Wednesday, November 29, 2023

The Brussels Times has a very interesting article on 'The Napoleon relic that Charlotte Brontë picked up in Brussels' by Helen MacEwan.
Charlotte Brontë took back to England not just a throng of impressions and emotions, but a travelling trunk packed with Brussels mementoes, the most treasured of which were gifts from Heger. He had presented his star pupil with books and copies of stirring, patriotic speeches he had made at the annual prize-giving for pupils at the Athénée Royal, the prestigious boys’ school where he taught.
But Charlotte’s trunk also contained a more unexpected offering from her tutor, a piece of wood measuring about ten by two centimetres that would look utterly insignificant did it not bear an inscription in ink that read “morceau du cercueil de Ste. Hélène”.
This tiny strip of wood, now one of the most curious items in the Brontë Parsonage Museum, is a fragment from the coffin of Napoleon Bonaparte, who had been buried in 1821 on his island exile of St Helena.
How did Heger come to own a relic that Napoleon devotees would have been thrilled to have in their possession? Happily, it is possible to trace the intriguing and somewhat circuitous route by which it came into his hands and thence to Charlotte Brontë’s.
The relic had a paper wrapping which has been conserved in the Brontë Museum and on which Charlotte wrote: “August 4th 1843 - Brussels – Belgium - 1 o'clock pm. Monsieur Heger has just been into the 1st Class and given me this relic – he brought it from his intimate friend Mr Lebel. Mr Lebel was the Secretary of the Prince Achille Murat; the Prince de Joinville, son of King Louis Philippe, brought over the remains of Bonaparte from St Helena.” (Read more)

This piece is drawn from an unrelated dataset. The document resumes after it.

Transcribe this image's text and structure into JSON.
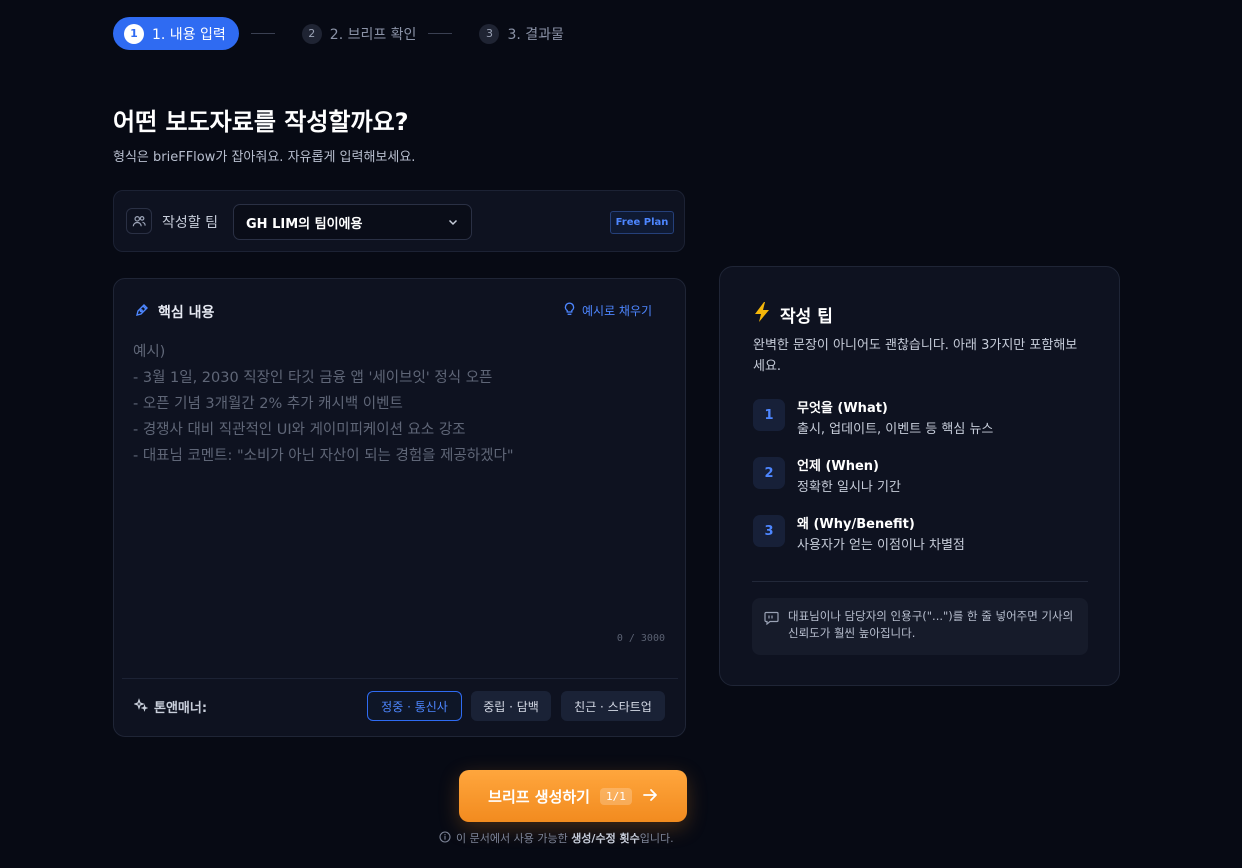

EDIT: The Brussels Brontë Blog also reports about the article. 

Time Out reports that the Keighley & Worth Valley Railway is about to change.
Keighley in Bradford, Yorkshire was among over 50 towns and cities across the UK that won funding from the government in the third round of its levelling-up scheme. Now it plans to use that cash to regenerate its historic Keighley and Worth Valley Railway and transform it into a major commuter route. 
The five-mile heritage railway line opened in 1867. Travelling through landscapes made famous by the Bronte sisters, it has featured in dozens of films and TV shows, including both the 1970 and 2022 adaptations of ‘The Railway Children’. 
With almost £20 million in funding to spend over the next ten years, Bradford Council plans for the heritage railway to become a ‘major transport hub and commuter route’. Signalling along the line, which links with national rail services at Keighley, will be upgraded to allow more trains to run and its fleet of diesel locomotives will be revamped. 
The council is also using the funding to create a robotics and engineering research institute in Keighley town centre. 
Bradford council leader Susan Hinchcliffe said: ‘The town has a proud engineering and manufacturing tradition. This is such an exciting project which will enhance Keighley’s engineering, manufacturing and economic role in the region, putting it at the forefront of UK innovation.’ (Amy Houghton)
Coincidentally, The Railway Children is also included on a list of The Dalesman team's favourite Yorkshire films.
THE RAILWAY CHILDREN (1970)
Made in West Yorkshire, this classic utilised the Keighley and Worth Valley railway, noticeably the stretch between Keighley and Oxenhope. The Edwardian-style Oakworth station held a starring role, and north of the station Bents Farm stood in for the ‘Three Chimneys’. The village of the film was Haworth, while the doctor’s house was the renowned Brontë Parsonage Museum! Mytholmes Tunnel was used for the paper chase scene and the famous landslide, where the girls warned the train with their petticoats. [...]
WUTHERING HEIGHTS (1992)
The adaptation of Emily Brontë’s novel centred itself around North Yorkshire. This particular Wuthering Heights building was located north of Grassington, and the palatial Broughton Hall (north of Skipton) stood in for Thrushcross Grange – home of Edgar Linton. Heathcliff worked in the tithe barn of the seventeenth-century manor house, East Riddlesden Hall, Keighley, while the narrative’s wild moors were filmed around Malham Cove. Aysgarth Falls set the scene for Cathy and Heathcliff’s declarations of love.
The best book writer Sara M. Saleh ever received is a copy of Wide Sargasso Sea according to this interview on Russh.